Now, it could be the bellwether turn for Phoenix and its suburbs.
Democrats see hope in turning Arizona against Trump in 2020. Trump carried the state over Hillary Clinton by 3.6 percentage points in 2016.
Kyrsten Sinema edged Martha McSally in the race for Jeff Flake’s U.S. Senate seat last year. Democrats Sandra Kennedy, Katie Hobbs and Kathy Hoffman won statewide race for an Arizona Corporation Commission seat, Secretary of State of Arizona Superintendent of Public Instruction.
Strong performances in Maricopa County propelled Sinema and the other Democrats, all women, to their narrow wins.

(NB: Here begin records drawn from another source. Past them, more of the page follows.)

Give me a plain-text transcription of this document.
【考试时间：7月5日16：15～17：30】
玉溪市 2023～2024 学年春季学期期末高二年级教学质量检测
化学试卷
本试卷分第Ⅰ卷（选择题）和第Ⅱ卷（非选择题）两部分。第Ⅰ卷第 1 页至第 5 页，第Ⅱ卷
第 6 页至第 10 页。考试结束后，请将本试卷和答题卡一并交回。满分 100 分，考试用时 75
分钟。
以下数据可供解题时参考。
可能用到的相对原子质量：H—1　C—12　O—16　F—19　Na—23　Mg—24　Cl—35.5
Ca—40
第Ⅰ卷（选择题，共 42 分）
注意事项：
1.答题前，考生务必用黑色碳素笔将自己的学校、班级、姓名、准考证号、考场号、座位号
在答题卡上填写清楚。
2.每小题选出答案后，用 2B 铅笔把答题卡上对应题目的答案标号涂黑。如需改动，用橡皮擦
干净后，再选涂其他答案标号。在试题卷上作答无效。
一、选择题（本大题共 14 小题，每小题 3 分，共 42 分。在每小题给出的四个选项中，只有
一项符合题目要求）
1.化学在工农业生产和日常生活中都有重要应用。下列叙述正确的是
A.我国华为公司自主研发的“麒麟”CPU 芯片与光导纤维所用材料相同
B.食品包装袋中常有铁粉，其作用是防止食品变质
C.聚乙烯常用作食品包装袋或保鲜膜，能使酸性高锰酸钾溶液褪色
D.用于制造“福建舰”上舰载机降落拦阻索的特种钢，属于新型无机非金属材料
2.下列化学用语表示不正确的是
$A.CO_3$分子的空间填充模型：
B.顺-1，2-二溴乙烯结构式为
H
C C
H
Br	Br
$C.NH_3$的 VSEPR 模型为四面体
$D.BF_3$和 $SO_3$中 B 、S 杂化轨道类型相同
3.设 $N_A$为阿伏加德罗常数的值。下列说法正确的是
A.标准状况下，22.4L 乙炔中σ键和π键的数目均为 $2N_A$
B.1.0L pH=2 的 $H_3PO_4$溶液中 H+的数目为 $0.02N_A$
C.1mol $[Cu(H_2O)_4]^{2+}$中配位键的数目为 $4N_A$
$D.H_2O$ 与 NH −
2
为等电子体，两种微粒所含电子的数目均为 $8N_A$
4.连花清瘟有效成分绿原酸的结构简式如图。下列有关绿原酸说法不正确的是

Red state Arizona isn’t so red — and neither is Maricopa County where Democrats govern Phoenix and Tempe.
McSally still ended up with a U.S. Senate seat after Gov. Doug Ducey appointed her to fill John McCain’s seat after his passing and an interim tenure by Jon Kyl.
A new poll this week from OH Predictive Insight shows McSally — a Trump ally and former Air Force fighter pilot — is another dogfight.
The OH poll shows McSally and presumptive Democratic challenger Mark Kelly in a statistical tie. McSally gets 45 percent vs. 44 percent for Kelly, a former astronaut, Space Shuttle commander and the husband of former congresswoman Gabby Giffords.
Democrats will put big money behind Kelly in the Senate race.
They will also look to leverage anti-Trump Republicans in states such as Arizona. McCain and Flake were two of Trump’s most ardent GOP critics in the 2016 race.
Trump’s feud with McCain has extended beyond the Arizona senator’s death last year. Democrats hope that will swell the ‘never-Trump’ crowd in battlegrounds including Arizona and metro Phoenix. Dems also won’t be as burdened with Hillary Clinton’s baggage but have overcome a still strong economy in Trump’s favor.
Trump still has his ardent base especially in Sun City and more conservative areas of the East Valley. If Trump is able to turn out his base of white working and lower middle class voters as well as Evangelicals it will show itself in the East Valley, West Valley and Pinal County suburbs.
But metro Phoenix has plenty of younger and Latino voters and Democrats have been able to carry Nevada and Colorado in recent presidential elections. They see the same potential in Arizona after Sinema’s win. A strong turnout from women, Millennials and Hispanics could swing Arizona against Trump.
The paths for both Trump and Democrats lead through vote-rich Maricopa County.